あの会社の社員一人ひとりが不親切なわけではありません。故障受付の担当者は、電話口で丁寧に応対してくださいます。ウェブの画面を設計した人も、良かれと思って作ったはずです。
それでも、電話が壊れた人にウェブを勧める案内ができあがる。
なぜでしょうか。私はこう考えます。
けれど、画面の途中で投げ出した人が何人いたかは、誰も数えていません。数えられていないものは、改善の対象になりません。
あの会社は、かつて日本電信電話公社という名前でした。民営化してNTTになりましたが、公社であった時代は長い。
公社の仕事は、全国に設備を張り巡らせ、どこに住んでいる人にも同じ条件で電話を届けることでした。立派な仕事です。日本の通信網は、それで出来上がりました。
ただ、その時代には、使い勝手を競う必要がありませんでした。 他に選ぶ先がないからです。
下請けの側にいて感じたのは、お客様の姿が遠いということでした。仕様書が上から降りてきて、その通りに作る。作ったものを誰がどう使うかは、あまり話に出てきません。
これも、人柄の問題ではないと思います。そういう仕組みの中で長く仕事をすれば、誰でもそうなります。
電話番号を入れれば、それだけで申し込みが完了する入口を、いちばん目立つところに置いていただきたいのです。
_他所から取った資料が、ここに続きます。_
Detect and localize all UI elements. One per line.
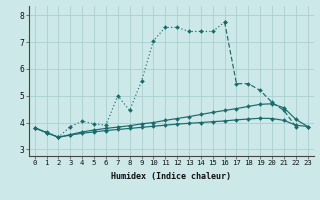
X-axis label: Humidex (Indice chaleur): Humidex (Indice chaleur) — [111, 172, 231, 181]
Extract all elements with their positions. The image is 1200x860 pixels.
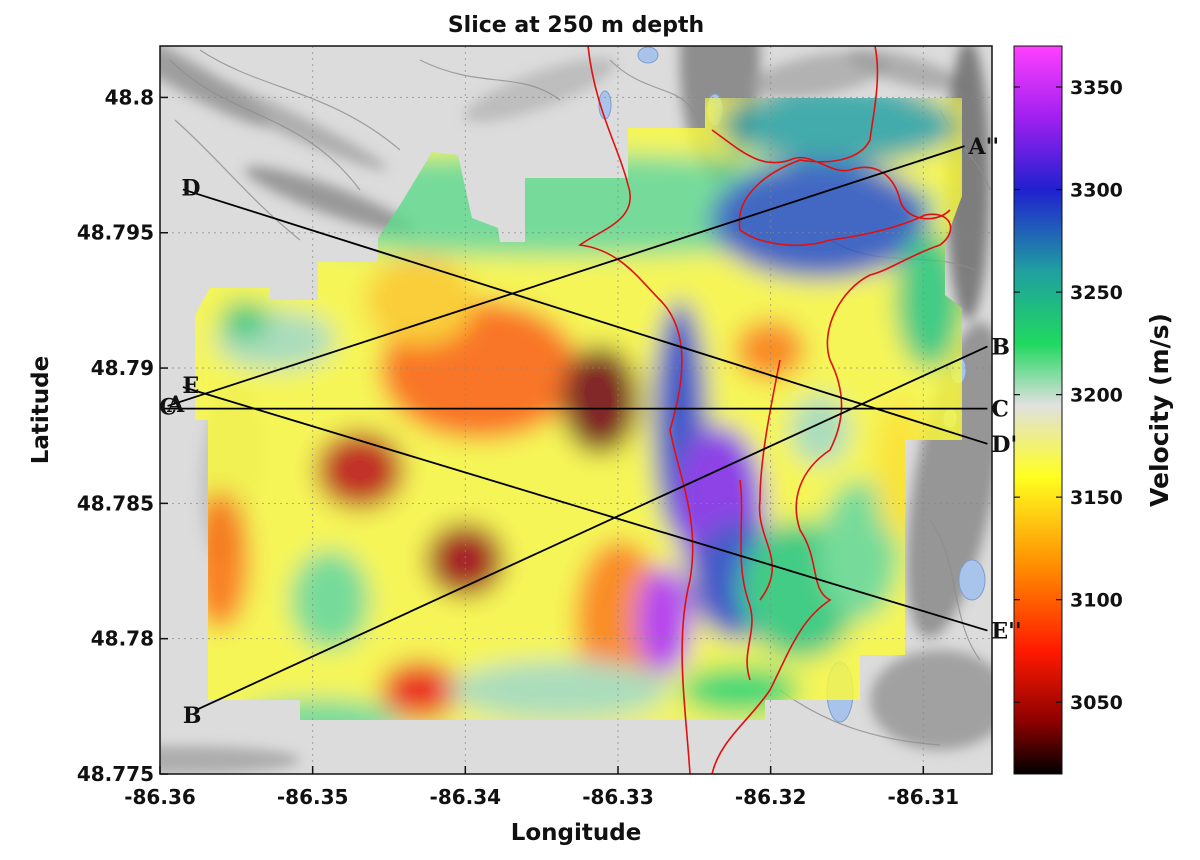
x-axis-label: Longitude	[511, 820, 642, 846]
profile-label-e-end: E''	[991, 619, 1021, 645]
colorbar-tick-label: 3300	[1070, 180, 1123, 202]
x-axis-ticks: -86.36 -86.35 -86.34 -86.33 -86.32 -86.31	[124, 766, 959, 809]
y-tick-label: 48.785	[77, 491, 154, 515]
y-tick-label: 48.795	[77, 221, 154, 245]
y-tick-label: 48.78	[91, 627, 154, 651]
x-tick-label: -86.31	[888, 785, 960, 809]
profile-lines	[160, 145, 988, 710]
x-tick-label: -86.34	[430, 785, 502, 809]
colorbar-tick-label: 3250	[1070, 282, 1123, 304]
profile-label-e-start: E	[183, 373, 200, 399]
profile-label-d-start: D	[181, 175, 200, 201]
profile-labels: A A'' B B C C D D' E E''	[159, 134, 1021, 729]
colorbar	[1013, 45, 1063, 775]
x-tick-label: -86.33	[582, 785, 654, 809]
colorbar-ticks: 3350 3300 3250 3200 3150 3100 3050	[1014, 77, 1123, 714]
profile-label-c-start: C	[159, 395, 177, 421]
profile-line-e	[182, 386, 988, 632]
x-tick-label: -86.36	[124, 785, 196, 809]
map-area	[160, 46, 992, 774]
profile-label-b-end: B	[991, 334, 1010, 360]
plot-frame	[159, 45, 993, 775]
red-boundary-lines	[577, 46, 952, 774]
colorbar-tick-label: 3200	[1070, 385, 1123, 407]
colorbar-tick-label: 3150	[1070, 487, 1123, 509]
y-tick-label: 48.8	[105, 85, 154, 109]
colorbar-tick-label: 3050	[1070, 692, 1123, 714]
profile-line-d	[182, 188, 988, 445]
x-tick-label: -86.35	[277, 785, 349, 809]
profile-label-a-end: A''	[968, 134, 1000, 160]
colorbar-label: Velocity (m/s)	[1145, 313, 1174, 507]
topographic-contours	[169, 49, 991, 746]
gridlines	[160, 46, 992, 774]
x-tick-label: -86.32	[735, 785, 807, 809]
chart-title: Slice at 250 m depth	[448, 13, 704, 38]
profile-label-c-end: C	[991, 397, 1009, 423]
y-tick-label: 48.775	[77, 762, 154, 786]
profile-label-b-start: B	[183, 703, 202, 729]
profile-label-a-start: A	[166, 392, 185, 418]
colorbar-tick-label: 3350	[1070, 77, 1123, 99]
colorbar-tick-label: 3100	[1070, 590, 1123, 612]
profile-label-d-end: D'	[991, 432, 1017, 458]
y-axis-ticks: 48.8 48.795 48.79 48.785 48.78 48.775	[77, 85, 168, 786]
profile-line-b	[197, 345, 988, 710]
y-axis-label: Latitude	[28, 356, 54, 465]
profile-line-a	[167, 145, 965, 407]
y-tick-label: 48.79	[91, 356, 154, 380]
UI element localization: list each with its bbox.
「24時間かんたん受付」として、すでに用意されているものです。新しく作る必要はありません。音声案内で送られてくるURLを、その画面へ直接つなげるだけで足ります。
もう一つ。ウェブのほうが安いという料金の立て方も、考え直していただけないでしょうか。
ウェブを使える人は、もともと手間が少なくて済んでいます。そこをさらに安くして、使えない人から多く取る。それは、困っている度合いに応じて課金しているのと変わりません。
責めるつもりで書いたのではありません。私は今日、そちらの回線のおかげで仕事をしています。このサイトも、そちらの回線を通って皆さんのところへ届いています。
ただ、一人の利用者が今日ここでつまずいたということを、どこかに残しておきたかったのです。諦めた人は、数として残らないと知ってしまったからです。
技術としての有線電話は、たしかに終わりつつあります。銅線の電話網はすでにIP網へ切り替わりました。今日つながらなくなったのも、光回線の機器を動かしたからです。電話はもう、光の付属物になっています。
それでも、番号としての固定電話は残ります。会社の代表番号がそうです。取引先も役所も銀行も、固定番号を前提にしています。名刺から番号を消す日は、まだ来ていません。
そして、いちばん申し上げたいのはここです。
高齢の方にとって、あの黒い箱はまだ生きています。番号を押せばつながる。文字を打たなくていい。アカウントも要りません。壊れるまでは、いちばん簡単な機械なのです。
もっとも、十年後にこの記事を読み返せば、ずいぶん古い話に見えるかもしれません。それでよいのだと思っています。令和八年の秋には、こういうことがあった。 そういう記録として残ればと思います。
明日、電話で申し込みます。そちらがどうだったかは、また書き足します。